Le rapport mentionné donne une valeur au temps "Time is money". Nous pouvons nous lancer dans une simplification certainement abusive et critiquable, mais qui n’en est pas moins éclairante pour la situation décrite en introduction de cet article, jeudi 30 novembre 2017 à 8h30 en gare de St-Michel du RER C :

  • En Ile-de-France, la valeur du temps était estimée en 2010 entre 9 et 22 euros par heure selon les activités [2]. Retenons 15 €/h comme valeur du temps compte tenu de l’horaire matinal, et d’un peu d’inflation depuis 2010.
  • 1/2 h de retard et donc une perte de 7,50€/passager [3]
  • Rame double à deux étages transportant environ 2000 passagers. Perte estimée : 15 000 €/rame.
  • Les rames se succèdent toutes les deux minutes. Au minimum 15 rames concernées pour chaque sens soit 30 rames avec les deux sens.
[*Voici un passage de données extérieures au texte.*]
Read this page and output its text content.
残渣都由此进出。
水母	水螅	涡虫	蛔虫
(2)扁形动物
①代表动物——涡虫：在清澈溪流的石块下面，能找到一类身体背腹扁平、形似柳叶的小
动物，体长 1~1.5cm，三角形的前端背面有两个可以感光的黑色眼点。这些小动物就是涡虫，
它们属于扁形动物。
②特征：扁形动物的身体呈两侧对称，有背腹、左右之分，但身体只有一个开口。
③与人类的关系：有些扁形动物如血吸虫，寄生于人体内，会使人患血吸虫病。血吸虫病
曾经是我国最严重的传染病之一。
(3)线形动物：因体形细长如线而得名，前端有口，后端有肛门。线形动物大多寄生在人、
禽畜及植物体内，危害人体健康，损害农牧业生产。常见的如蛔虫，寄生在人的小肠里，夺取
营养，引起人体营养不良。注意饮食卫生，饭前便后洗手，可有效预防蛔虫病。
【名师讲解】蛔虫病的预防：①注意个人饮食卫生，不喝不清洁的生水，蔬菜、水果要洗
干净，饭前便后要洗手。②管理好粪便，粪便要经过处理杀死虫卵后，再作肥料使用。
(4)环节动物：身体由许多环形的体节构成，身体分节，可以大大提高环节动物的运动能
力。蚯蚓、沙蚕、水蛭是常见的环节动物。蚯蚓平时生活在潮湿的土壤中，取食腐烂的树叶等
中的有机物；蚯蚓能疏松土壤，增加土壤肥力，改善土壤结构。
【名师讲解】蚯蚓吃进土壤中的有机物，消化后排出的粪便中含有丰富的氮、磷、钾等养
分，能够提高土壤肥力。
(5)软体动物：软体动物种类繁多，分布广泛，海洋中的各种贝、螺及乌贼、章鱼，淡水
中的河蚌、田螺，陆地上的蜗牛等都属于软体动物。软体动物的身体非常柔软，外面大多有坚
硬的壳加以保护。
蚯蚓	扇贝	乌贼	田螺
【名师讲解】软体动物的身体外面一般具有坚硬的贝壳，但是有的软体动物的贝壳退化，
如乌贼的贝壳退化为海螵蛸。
Perte estimée : 450 000 € au minimum.
  • D’autres coût sont induits avec des retards qui se répercutent sur les trains au-delà de la 1/2 heure d’attente, sur le management de la ligne et des réclamations des voyageurs, saturation accrue sur les autres lignes qui induisent des retards en cascade, etc. Et ceci sans prendre en compte les modifications de comportements des passagers évoqués plus haut.
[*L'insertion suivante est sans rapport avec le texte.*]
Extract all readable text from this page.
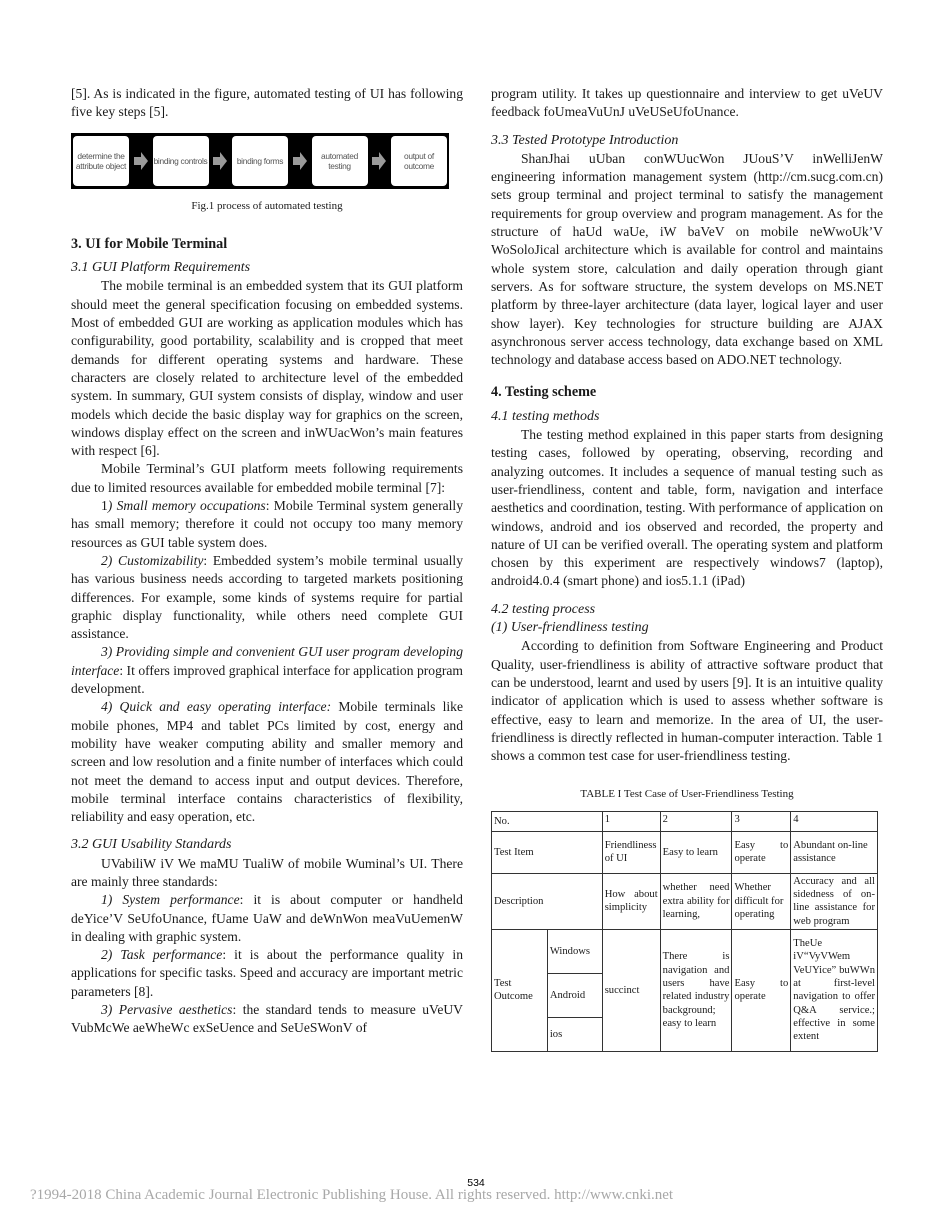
[5]. As is indicated in the figure, automated testing of UI has following five key steps [5].

determine the attribute object	binding controls	binding forms	automated testing
output of outcome
Fig.1 process of automated testing
3. UI for Mobile Terminal
3.1 GUI Platform Requirements

The mobile terminal is an embedded system that its GUI platform should meet the general specification focusing on embedded systems. Most of embedded GUI are working as application modules which has configurability, good portability, scalability and is cropped that meet demands for different operating systems and hardware. These characters are closely related to architecture level of the embedded system. In summary, GUI system consists of display, window and user models which decide the basic display way for graphics on the screen, windows display effect on the screen and inWUacWon’s main features with respect [6].

Mobile Terminal’s GUI platform meets following requirements due to limited resources available for embedded mobile terminal [7]:

1) Small memory occupations: Mobile Terminal system generally has small memory; therefore it could not occupy too many memory resources as GUI table system does.

2) Customizability: Embedded system’s mobile terminal usually has various business needs according to targeted markets positioning differences. For example, some kinds of systems require for partial graphic display functionality, while others need complete GUI assistance.

3) Providing simple and convenient GUI user program developing interface: It offers improved graphical interface for application program development.

4) Quick and easy operating interface: Mobile terminals like mobile phones, MP4 and tablet PCs limited by cost, energy and mobility have weaker computing ability and smaller memory and screen and low resolution and a finite number of interfaces which could not meet the demand to access input and output devices. Therefore, mobile terminal interface contains characteristics of flexibility, reliability and easy operation, etc.

3.2 GUI Usability Standards

UVabiliW iV We maMU TualiW of mobile Wuminal’s UI. There are mainly three standards:

1) System performance: it is about computer or handheld deYice’V SeUfoUnance, fUame UaW and deWnWon meaVuUemenW in dealing with graphic system.

2) Task performance: it is about the performance quality in applications for specific tasks. Speed and accuracy are important metric parameters [8].

3) Pervasive aesthetics: the standard tends to measure uVeUV VubMcWe aeWheWc exSeUence and SeUeSWonV of

program utility. It takes up questionnaire and interview to get uVeUV feedback foUmeaVuUnJ uVeUSeUfoUnance.

3.3 Tested Prototype Introduction

ShanJhai uUban conWUucWon JUouS’V inWelliJenW engineering information management system (http://cm.sucg.com.cn) sets group terminal and project terminal to satisfy the management requirements for group overview and program management. As for the structure of haUd waUe, iW baVeV on mobile neWwoUk’V WoSoloJical architecture which is available for control and maintains whole system store, calculation and daily operation through giant servers. As for software structure, the system develops on MS.NET platform by three-layer architecture (data layer, logical layer and user show layer). Key technologies for structure building are AJAX asynchronous server access technology, data exchange based on XML technology and database access based on ADO.NET technology.

4. Testing scheme
4.1 testing methods

The testing method explained in this paper starts from designing testing cases, followed by operating, observing, recording and analyzing outcomes. It includes a sequence of manual testing such as user-friendliness, content and table, form, navigation and interface aesthetics and coordination, testing. With performance of application on windows, android and ios observed and recorded, the property and nature of UI can be verified overall. The operating system and platform chosen by this experiment are respectively windows7 (laptop), android4.0.4 (smart phone) and ios5.1.1 (iPad)

4.2 testing process
(1) User-friendliness testing

According to definition from Software Engineering and Product Quality, user-friendliness is ability of attractive software product that can be understood, learnt and used by users [9]. It is an intuitive quality indicator of application which is used to assess whether software is effective, easy to learn and memorize. In the area of UI, the user-friendliness is directly reflected in human-computer interaction. Table 1 shows a common test case for user-friendliness testing.

TABLE I Test Case of User-Friendliness Testing
No.		1	2	3	4
Test Item		Friendliness of UI	Easy to learn	Easy to operate	Abundant on-line assistance
Description		How about simplicity	whether need extra ability for learning,	Whether difficult for operating	Accuracy and all sidedness of on-line assistance for web program
Test Outcome	Windows	succinct	There is navigation and users have related industry background; easy to learn	Easy to operate	TheUe iV“VyVWem VeUYice” buWWn at first-level navigation to offer Q&A service.; effective in some extent
	Android				
	ios				
534
?1994-2018 China Academic Journal Electronic Publishing House. All rights reserved. http://www.cnki.net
450 000 € de valeur estimée perdue pour la société causée par quelques individus se promenant sur les voies un matin de novembre !. A quelle fréquence ces retards se répètent-ils pour telle ou telle autre cause ? Que peuvent représenter de tels montants ? Laissons l’imagination gamberger ou les économistes en débattre ! Que serions-nous prêts à financer pour éviter ces désagréments ? Au-delà des débats sur le caractère simpliste et discutable de cette petite estimation, quelques questions viennent à l’esprit :

  • De telles estimations ne devraient-elles pas être plus fréquentes et contribuer aux débats ?
  • Entrent-elles suffisamment dans la préparation et le choix des politiques et programmes publics ?
  • Les opérateurs de services publics sont-ils suffisamment incités à prendre en compte la valeur de tels dysfonctionnements ?

Vaste sujet, mais intéressant nos vies quotidiennes.


[1Voire la présentation du rapport. Le rapport lui-même peut être téléchargé ici

[2Pour plus de détails et pour les explications techniques, voir le chapitre 5. La valeur du temps, p. 145 et suivantes

[3Gardons nous bien de considérer que chaque passager aura perdu 7,50€. Beaucoup de passagers n’auront pas de perte monétaire. Certains employeurs acceptent-ils un retard de leurs personnels, ce qui peut signifier une perte de compétitivité. Certains voyageurs, en revanche, auront peut-être raté leur entretien d’embauche. D’autres manqueront-ils leur train ou un avion ou un rendez-vous essentiel. Ceux-ci auront perdu beaucoup. Tous ou presque perdront du confort et percevront du stress qui s’accumulera dans la journée et dans leur vie. Ce que nous dit ce chiffre c’est que la société dans son ensemble aura perdu 7,50 €/passager en moyenne statistique, ce qui justifie l’estimation collective.